L’ensemble de ces éléments laisse donc à penser que l’inflation risque d’être plus volatile qu’auparavant. Par conséquent, les investisseurs pourraient demander une prime de risque plus élevée afin de compenser cette incertitude autour des prix, ce qui devrait se traduire, toutes choses égales par ailleurs, par des taux souverains supérieurs au niveau post-crise financière des années 2010.

… mais certains éléments rassurants

Néanmoins, certains éléments sont de nature à rassurer. La maturité moyenne de la dette a constamment augmentée depuis la fin des années 1990, atteignant plus de 9 ans aujourd’hui(3). De plus, la faiblesse de la croissance potentielle pourrait inciter les banques centrales à maintenir des taux d’intérêt bas afin de stimuler la croissance(4).

Un autre élément rassurant est l’amélioration progressive de la position extérieure nette de la plupart des économies avancées. Il s’agit de la différence entre les stocks d’actifs à l’étranger d’un pays et les stocks d’actifs domestiques détenus par les étrangers. Si la position extérieure nette d’un pays est positive, c’est-à-dire, qu’il détient plus d’actifs à l’étranger que de passifs, alors il est considéré comme étant plus solvable et capable de faire face à d’éventuels chocs économiques. Par exemple, le Japon possède certes une dette publiques dépassant les 200 % du PIB, mais sa position extérieure élevée rend le pays moins vulnérable aux chocs externes. Nous reviendrons d’ailleurs sur ce sujet dans un prochain numéro.

Vers une crise de la dette ?

À court terme, les risques entourant l’endettement public apparaissent limités alors que les États disposent de plus de temps pour renouveler leur stock de dette grâce à l’allongement de la maturité. En revanche, la baisse du potentiel de croissance et la possibilité d’une inflation plus volatile représentent des risques significatifs.
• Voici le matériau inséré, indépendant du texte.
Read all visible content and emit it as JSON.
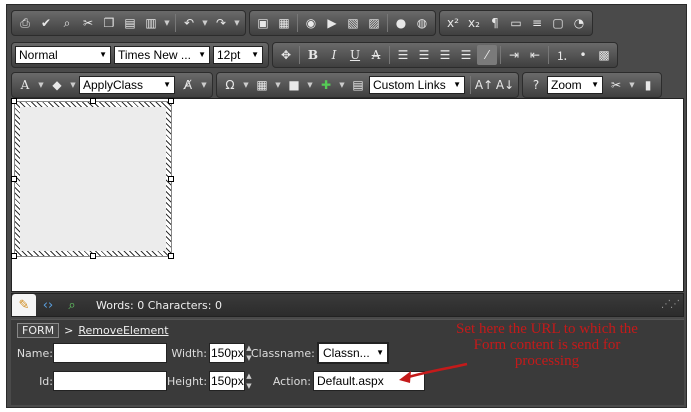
{
  "toolbar": {
    "style_select": "Normal",
    "font_select": "Times New ...",
    "size_select": "12pt",
    "class_select": "ApplyClass",
    "links_select": "Custom Links",
    "zoom_select": "Zoom"
  },
  "status": {
    "words": "Words: 0 Characters: 0"
  },
  "breadcrumb": {
    "tag": "FORM",
    "separator": ">",
    "remove": "RemoveElement"
  },
  "properties": {
    "name_label": "Name:",
    "name_value": "",
    "width_label": "Width:",
    "width_value": "150px",
    "classname_label": "Classname:",
    "classname_value": "Classn...",
    "id_label": "Id:",
    "id_value": "",
    "height_label": "Height:",
    "height_value": "150px",
    "action_label": "Action:",
    "action_value": "Default.aspx"
  },
  "annotation": {
    "text": "Set here the URL to which the Form content is send for processing",
    "color": "#c41a1a"
  }
}
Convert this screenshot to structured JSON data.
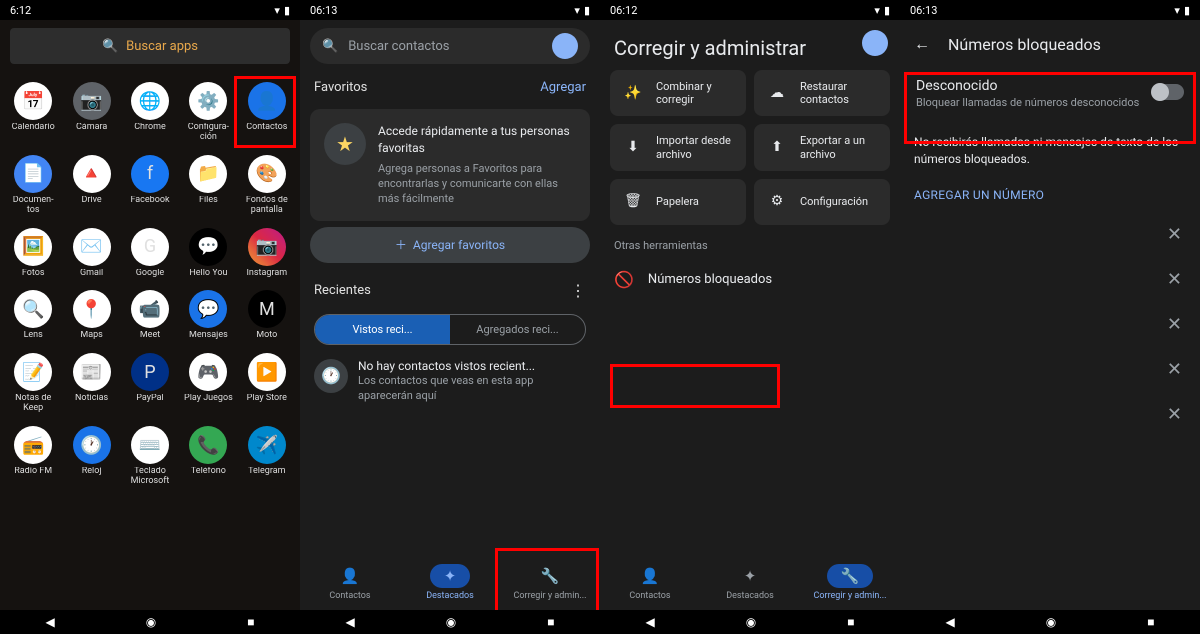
{
  "status": {
    "time1": "6:12",
    "time2": "06:13",
    "time3": "06:12",
    "time4": "06:13"
  },
  "p1": {
    "search": "Buscar apps",
    "apps": [
      {
        "label": "Calendario",
        "bg": "#fff",
        "emoji": "📅"
      },
      {
        "label": "Cámara",
        "bg": "#5f6368",
        "emoji": "📷"
      },
      {
        "label": "Chrome",
        "bg": "#fff",
        "emoji": "🌐"
      },
      {
        "label": "Configura-ción",
        "bg": "#fff",
        "emoji": "⚙️"
      },
      {
        "label": "Contactos",
        "bg": "#1a73e8",
        "emoji": "👤"
      },
      {
        "label": "Documen-tos",
        "bg": "#4285f4",
        "emoji": "📄"
      },
      {
        "label": "Drive",
        "bg": "#fff",
        "emoji": "🔺"
      },
      {
        "label": "Facebook",
        "bg": "#1877f2",
        "emoji": "f"
      },
      {
        "label": "Files",
        "bg": "#fff",
        "emoji": "📁"
      },
      {
        "label": "Fondos de pantalla",
        "bg": "#fff",
        "emoji": "🎨"
      },
      {
        "label": "Fotos",
        "bg": "#fff",
        "emoji": "🖼️"
      },
      {
        "label": "Gmail",
        "bg": "#fff",
        "emoji": "✉️"
      },
      {
        "label": "Google",
        "bg": "#fff",
        "emoji": "G"
      },
      {
        "label": "Hello You",
        "bg": "#000",
        "emoji": "💬"
      },
      {
        "label": "Instagram",
        "bg": "linear-gradient(45deg,#f09433,#e6683c,#dc2743,#cc2366,#bc1888)",
        "emoji": "📷"
      },
      {
        "label": "Lens",
        "bg": "#fff",
        "emoji": "🔍"
      },
      {
        "label": "Maps",
        "bg": "#fff",
        "emoji": "📍"
      },
      {
        "label": "Meet",
        "bg": "#fff",
        "emoji": "📹"
      },
      {
        "label": "Mensajes",
        "bg": "#1a73e8",
        "emoji": "💬"
      },
      {
        "label": "Moto",
        "bg": "#000",
        "emoji": "M"
      },
      {
        "label": "Notas de Keep",
        "bg": "#fff",
        "emoji": "📝"
      },
      {
        "label": "Noticias",
        "bg": "#fff",
        "emoji": "📰"
      },
      {
        "label": "PayPal",
        "bg": "#003087",
        "emoji": "P"
      },
      {
        "label": "Play Juegos",
        "bg": "#fff",
        "emoji": "🎮"
      },
      {
        "label": "Play Store",
        "bg": "#fff",
        "emoji": "▶️"
      },
      {
        "label": "Radio FM",
        "bg": "#fff",
        "emoji": "📻"
      },
      {
        "label": "Reloj",
        "bg": "#1a73e8",
        "emoji": "🕐"
      },
      {
        "label": "Teclado Microsoft",
        "bg": "#fff",
        "emoji": "⌨️"
      },
      {
        "label": "Teléfono",
        "bg": "#34a853",
        "emoji": "📞"
      },
      {
        "label": "Telegram",
        "bg": "#0088cc",
        "emoji": "✈️"
      }
    ]
  },
  "p2": {
    "search_placeholder": "Buscar contactos",
    "favorites": "Favoritos",
    "add": "Agregar",
    "fav_title": "Accede rápidamente a tus personas favoritas",
    "fav_sub": "Agrega personas a Favoritos para encontrarlas y comunicarte con ellas más fácilmente",
    "add_fav": "Agregar favoritos",
    "recent": "Recientes",
    "tab1": "Vistos reci...",
    "tab2": "Agregados reci...",
    "recent_title": "No hay contactos vistos recient...",
    "recent_sub": "Los contactos que veas en esta app aparecerán aquí",
    "nav": [
      "Contactos",
      "Destacados",
      "Corregir y admin..."
    ]
  },
  "p3": {
    "title": "Corregir y administrar",
    "actions": [
      {
        "icon": "✨",
        "label": "Combinar y corregir"
      },
      {
        "icon": "☁",
        "label": "Restaurar contactos"
      },
      {
        "icon": "⬇",
        "label": "Importar desde archivo"
      },
      {
        "icon": "⬆",
        "label": "Exportar a un archivo"
      },
      {
        "icon": "🗑",
        "label": "Papelera"
      },
      {
        "icon": "⚙",
        "label": "Configuración"
      }
    ],
    "other": "Otras herramientas",
    "blocked": "Números bloqueados",
    "nav": [
      "Contactos",
      "Destacados",
      "Corregir y admin..."
    ]
  },
  "p4": {
    "title": "Números bloqueados",
    "unknown_title": "Desconocido",
    "unknown_sub": "Bloquear llamadas de números desconocidos",
    "info": "No recibirás llamadas ni mensajes de texto de los números bloqueados.",
    "add_number": "AGREGAR UN NÚMERO"
  }
}
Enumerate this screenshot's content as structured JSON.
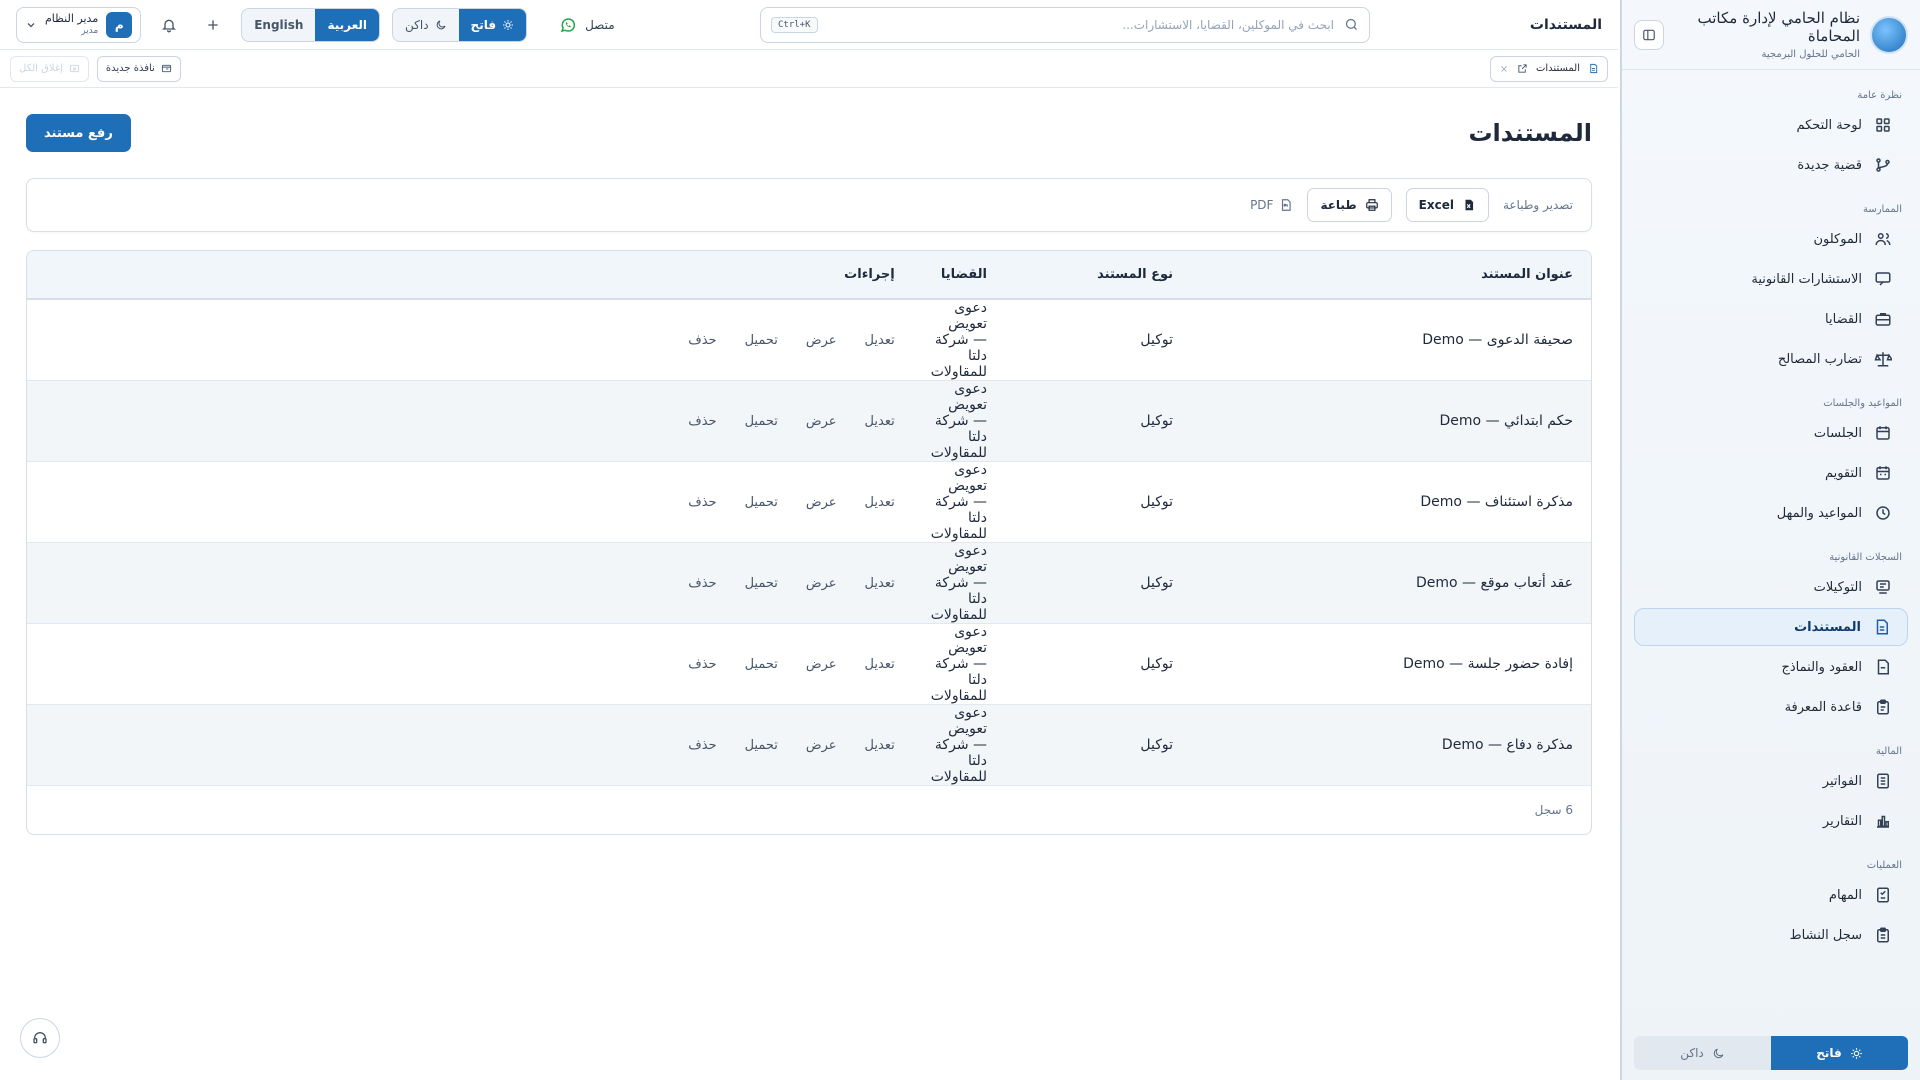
{
  "colors": {
    "primary": "#1f6fb8",
    "whatsapp": "#22a447"
  },
  "sidebar": {
    "brand_title": "نظام الحامي لإدارة مكاتب المحاماة",
    "brand_subtitle": "الحامي للحلول البرمجية",
    "sections": {
      "overview": "نظرة عامة",
      "practice": "الممارسة",
      "schedule": "المواعيد والجلسات",
      "records": "السجلات القانونية",
      "finance": "المالية",
      "ops": "العمليات"
    },
    "items": {
      "dashboard": "لوحة التحكم",
      "new_case": "قضية جديدة",
      "clients": "الموكلون",
      "consultations": "الاستشارات القانونية",
      "cases": "القضايا",
      "conflicts": "تضارب المصالح",
      "sessions": "الجلسات",
      "calendar": "التقويم",
      "deadlines": "المواعيد والمهل",
      "poa": "التوكيلات",
      "documents": "المستندات",
      "contracts": "العقود والنماذج",
      "knowledge": "قاعدة المعرفة",
      "invoices": "الفواتير",
      "reports": "التقارير",
      "tasks": "المهام",
      "activity": "سجل النشاط"
    },
    "theme_light": "فاتح",
    "theme_dark": "داكن"
  },
  "topbar": {
    "title": "المستندات",
    "search_placeholder": "ابحث في الموكلين، القضايا، الاستشارات...",
    "shortcut": "Ctrl+K",
    "status": "متصل",
    "theme_light": "فاتح",
    "theme_dark": "داكن",
    "lang_ar": "العربية",
    "lang_en": "English",
    "user_name": "مدير النظام",
    "user_role": "مدير",
    "avatar_letter": "م"
  },
  "tabsbar": {
    "active_tab": "المستندات",
    "new_window": "نافذة جديدة",
    "reset_all": "إغلاق الكل"
  },
  "page": {
    "title": "المستندات",
    "upload_button": "رفع مستند",
    "export_label": "تصدير وطباعة",
    "excel": "Excel",
    "print": "طباعة",
    "pdf": "PDF"
  },
  "table": {
    "headers": {
      "title": "عنوان المستند",
      "type": "نوع المستند",
      "cases": "القضايا",
      "actions": "إجراءات"
    },
    "action_labels": {
      "edit": "تعديل",
      "view": "عرض",
      "download": "تحميل",
      "delete": "حذف"
    },
    "rows": [
      {
        "title": "صحيفة الدعوى — Demo",
        "type": "توكيل",
        "case": "دعوى تعويض — شركة دلتا للمقاولات"
      },
      {
        "title": "حكم ابتدائي — Demo",
        "type": "توكيل",
        "case": "دعوى تعويض — شركة دلتا للمقاولات"
      },
      {
        "title": "مذكرة استئناف — Demo",
        "type": "توكيل",
        "case": "دعوى تعويض — شركة دلتا للمقاولات"
      },
      {
        "title": "عقد أتعاب موقع — Demo",
        "type": "توكيل",
        "case": "دعوى تعويض — شركة دلتا للمقاولات"
      },
      {
        "title": "إفادة حضور جلسة — Demo",
        "type": "توكيل",
        "case": "دعوى تعويض — شركة دلتا للمقاولات"
      },
      {
        "title": "مذكرة دفاع — Demo",
        "type": "توكيل",
        "case": "دعوى تعويض — شركة دلتا للمقاولات"
      }
    ],
    "footer": "6 سجل"
  }
}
De plus, la transition climatique, l’effet du vieillissement démographique sur les dépenses de santé et de retraite, ainsi que les augmentations prévues des dépenses de défense, sont d’autres facteurs qui accentuent les tensions sur les dépenses futures. Les attentes du public à l’égard d’une intervention budgétaire destinée à atténuer les chocs économiques se sont, en outre, accrues depuis la pandémie et la crise énergétique. En l’absence d’ajustement des dépenses ou d’une augmentation de la fiscalité, tous ces facteurs se traduiraient par une hausse considérable du ratio dette publique/PIB à l’avenir(3).

La soutenabilité de la dette semble donc constituer un enjeu qui pourrait rapidement prendre le devant de la scène.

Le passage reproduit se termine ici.